スピード違反の話題などで目にする「制限速度」「指定速度」「法定速度」といった表現は、それぞれ何がどう違っているのでしょう?それぞれの意味を把握していなければ、知らず知らずのうちに速度違反を犯すかもしれません。今回は、速度表示について紹介します。

制限速度と最高速度は同じ意味合い

道路交通法に「制限速度」「速度制限」という言葉は使用されていません。速度の制限をする言葉として用いられるのは”最高速度”です。
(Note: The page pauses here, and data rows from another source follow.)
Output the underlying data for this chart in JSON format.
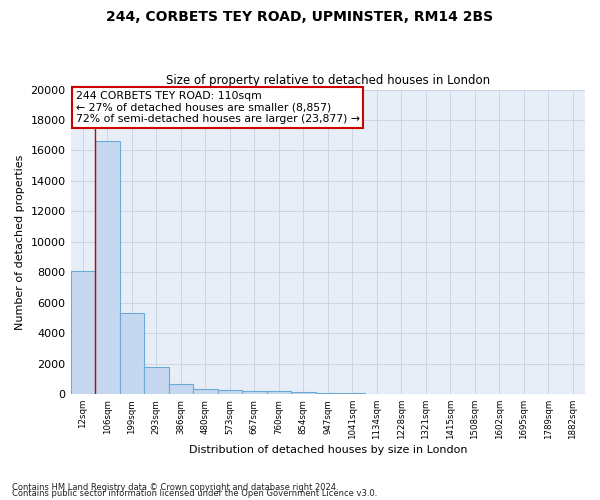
{
  "title1": "244, CORBETS TEY ROAD, UPMINSTER, RM14 2BS",
  "title2": "Size of property relative to detached houses in London",
  "xlabel": "Distribution of detached houses by size in London",
  "ylabel": "Number of detached properties",
  "bar_categories": [
    "12sqm",
    "106sqm",
    "199sqm",
    "293sqm",
    "386sqm",
    "480sqm",
    "573sqm",
    "667sqm",
    "760sqm",
    "854sqm",
    "947sqm",
    "1041sqm",
    "1134sqm",
    "1228sqm",
    "1321sqm",
    "1415sqm",
    "1508sqm",
    "1602sqm",
    "1695sqm",
    "1789sqm",
    "1882sqm"
  ],
  "bar_values": [
    8100,
    16600,
    5300,
    1800,
    700,
    350,
    270,
    230,
    200,
    130,
    80,
    60,
    40,
    30,
    25,
    20,
    15,
    12,
    10,
    8,
    5
  ],
  "bar_color": "#c5d8f0",
  "bar_edge_color": "#6aaad4",
  "ylim": [
    0,
    20000
  ],
  "yticks": [
    0,
    2000,
    4000,
    6000,
    8000,
    10000,
    12000,
    14000,
    16000,
    18000,
    20000
  ],
  "red_line_x": 0.5,
  "annotation_line1": "244 CORBETS TEY ROAD: 110sqm",
  "annotation_line2": "← 27% of detached houses are smaller (8,857)",
  "annotation_line3": "72% of semi-detached houses are larger (23,877) →",
  "footnote1": "Contains HM Land Registry data © Crown copyright and database right 2024.",
  "footnote2": "Contains public sector information licensed under the Open Government Licence v3.0.",
  "plot_bg_color": "#e8eef8",
  "grid_color": "#c8d0e0"
}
ただし、制限速度を表す標識に「速度制限標識」というのがあります。自動車を運転する際にいつも目にする赤と白の円に青い数字が書かれた標識のことです。

たとえば、速度制限標識に”50”と表示されていれば、その道路は50km/hを超えて走行してはいけないということになります。これは、50km/hまでは出しても良いと捉えることが可能で、50km/h制限=最高速度50km/hと解釈しても差し支えないということです。

指定速度も最高速度と同じ

「指定速度」もまた、道路交通法には記載されておらず、ここでも”最高速度”が深く関わってきます。

道路交通法第22条第1項で『車両は、道路標識等により、その最高速度が指定されている道路においてはその最高速度を、その他道路においては政令で定める最高速度を超える速度で進行してはならない』という文言があり、これが指定速度の意味になっています。
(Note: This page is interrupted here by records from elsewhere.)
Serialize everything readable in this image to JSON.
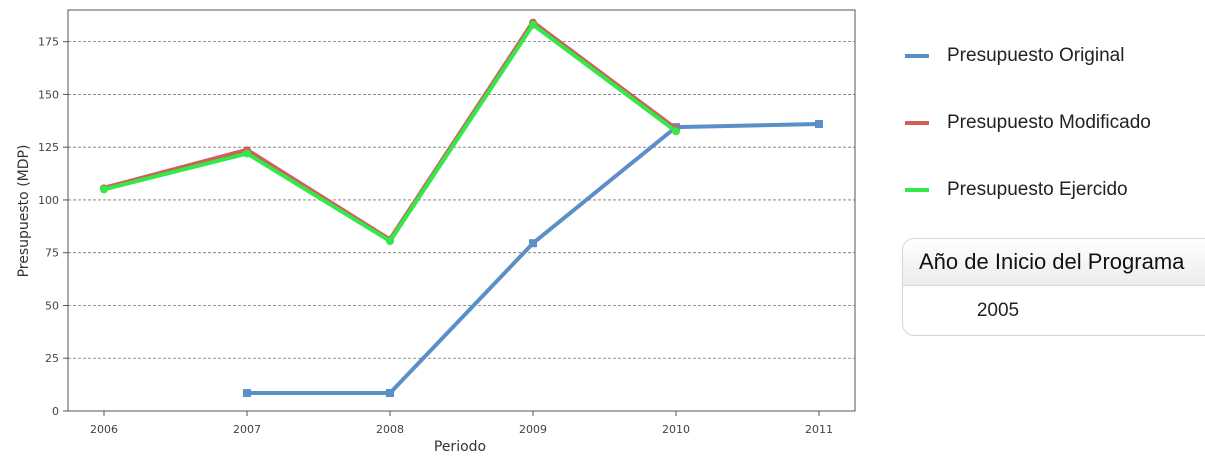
{
  "chart_data": {
    "type": "line",
    "xlabel": "Periodo",
    "ylabel": "Presupuesto (MDP)",
    "categories": [
      "2006",
      "2007",
      "2008",
      "2009",
      "2010",
      "2011"
    ],
    "ylim": [
      0,
      190
    ],
    "yticks": [
      0,
      25,
      50,
      75,
      100,
      125,
      150,
      175
    ],
    "grid": true,
    "legend_position": "right",
    "series": [
      {
        "name": "Presupuesto Original",
        "color": "#5b8fc7",
        "marker": "square",
        "values": [
          null,
          8.5,
          8.5,
          79.5,
          134.5,
          136
        ]
      },
      {
        "name": "Presupuesto Modificado",
        "color": "#d0605a",
        "marker": "circle",
        "values": [
          105.5,
          123.5,
          81,
          184,
          133.5,
          null
        ]
      },
      {
        "name": "Presupuesto Ejercido",
        "color": "#33e84a",
        "marker": "circle",
        "values": [
          105,
          122,
          80.5,
          183,
          132.5,
          null
        ]
      }
    ]
  },
  "info_box": {
    "header": "Año de Inicio del Programa",
    "value": "2005"
  }
}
標識などで速度が指定されている場合は、その速度が”最高速度”となります。追い越しをする場合でも、その速度を超えると速度超過で違反となります。

つまり、「指定速度」と「制限速度」は同じものということになります。

法定速度とは?

では「法定速度」は、どうでしょう?

法定速度は、その名の通り道路交通法で定められた速度を指します。正しくは”法定最高速度”と呼ばれます。

法定速度は、一般道の場合、自動車が60km/h、原動機付き自転車が30㎞/h、緊急自動車は80㎞/h。高速道路の場合は、大型貨物やトレーラーを除く自動車が100km/h、大型貨物やトレーラーは80㎞/hと、車両ごとに定められています。速度制限標識による速度の指定がない場合、それぞれの法定速度が最高速度となります。
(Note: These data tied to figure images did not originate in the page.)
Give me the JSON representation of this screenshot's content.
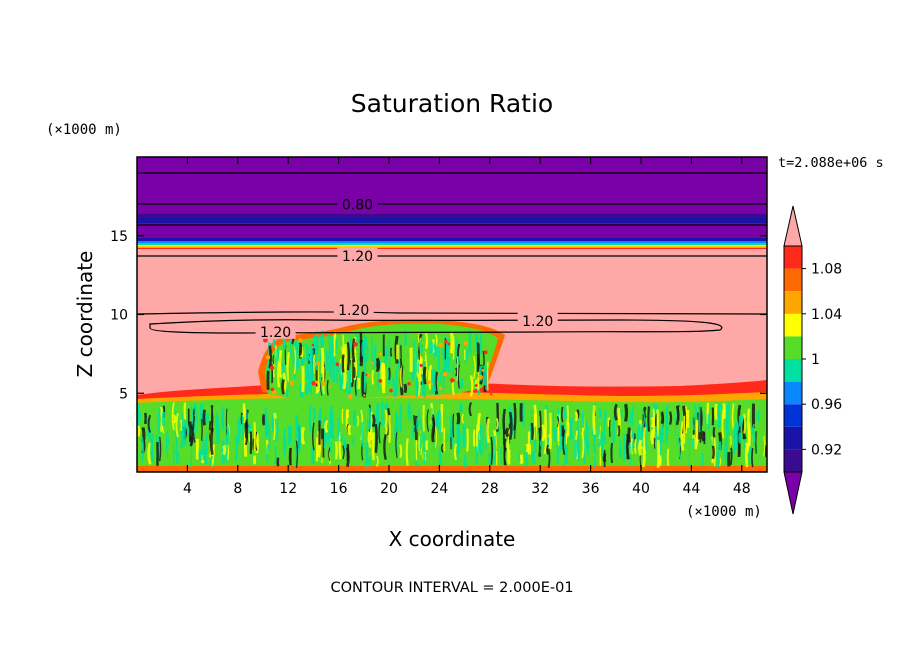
{
  "chart_data": {
    "type": "contour",
    "title": "Saturation Ratio",
    "xlabel": "X coordinate",
    "ylabel": "Z coordinate",
    "x_unit": "(×1000 m)",
    "y_unit": "(×1000 m)",
    "time_label": "t=2.088e+06 s",
    "footer": "CONTOUR INTERVAL = 2.000E-01",
    "xlim": [
      0,
      50
    ],
    "ylim": [
      0,
      20
    ],
    "x_ticks": [
      4,
      8,
      12,
      16,
      20,
      24,
      28,
      32,
      36,
      40,
      44,
      48
    ],
    "y_ticks": [
      5,
      10,
      15
    ],
    "contour_labels": [
      {
        "text": "0.80",
        "x": 17.5,
        "z": 17.0
      },
      {
        "text": "1.20",
        "x": 17.5,
        "z": 13.7
      },
      {
        "text": "1.20",
        "x": 17.2,
        "z": 10.3
      },
      {
        "text": "1.20",
        "x": 11.0,
        "z": 8.9
      },
      {
        "text": "1.20",
        "x": 31.8,
        "z": 9.6
      }
    ],
    "colorbar": {
      "levels": [
        0.9,
        0.92,
        0.94,
        0.96,
        0.98,
        1.0,
        1.02,
        1.04,
        1.06,
        1.08,
        1.1
      ],
      "tick_labels": [
        "0.92",
        "0.96",
        "1",
        "1.04",
        "1.08"
      ],
      "colors": [
        "#3a0a8f",
        "#1a13a8",
        "#0033d6",
        "#0a86ff",
        "#00e0a0",
        "#55dd2a",
        "#ffff00",
        "#ffa500",
        "#ff6a00",
        "#ff2a1a"
      ],
      "under_color": "#7a00a8",
      "over_color": "#ffa8a8"
    },
    "layers": [
      {
        "region": "upper dry layer",
        "z_range": [
          14.8,
          20
        ],
        "value": "< 0.90"
      },
      {
        "region": "saturated layer",
        "z_range": [
          5.3,
          14.2
        ],
        "value": "> 1.10"
      },
      {
        "region": "boundary layer",
        "z_range": [
          0,
          5.3
        ],
        "value": "0.98–1.02"
      },
      {
        "region": "cloud tower",
        "x_range": [
          8,
          30
        ],
        "z_range": [
          5,
          10
        ],
        "value": "0.98–1.02"
      }
    ]
  }
}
では、住宅地などで速度制限標識がない場合に、法定速度に従って車を運行しても良いのでしょうか?

法定速度といった観点からみれば合法ですが、道路交通法第70条には『車両等の運転者は、当該車両等のハンドル、ブレーキその他の装置を確実に操作し、かつ、道路、交通及び当該車両等の状況に応じ、他人に危害を及ぼさないような速度と方法で運転しなければならない』と記載されています。

遵守できない場合は「安全運転義務違反」となり罰せられますが、それよりも住宅街のような細い道路では、車や子供の飛び出し、自転車など、大変危険。違反よりも、まず安全運転を心掛けましょう。

ちなみに、法定速度と指定速度の関係は『道路標識等によって速度指定が行われている場合は指定最高速度が法定最高速度に優先する』となっており、指定速度が優先されます。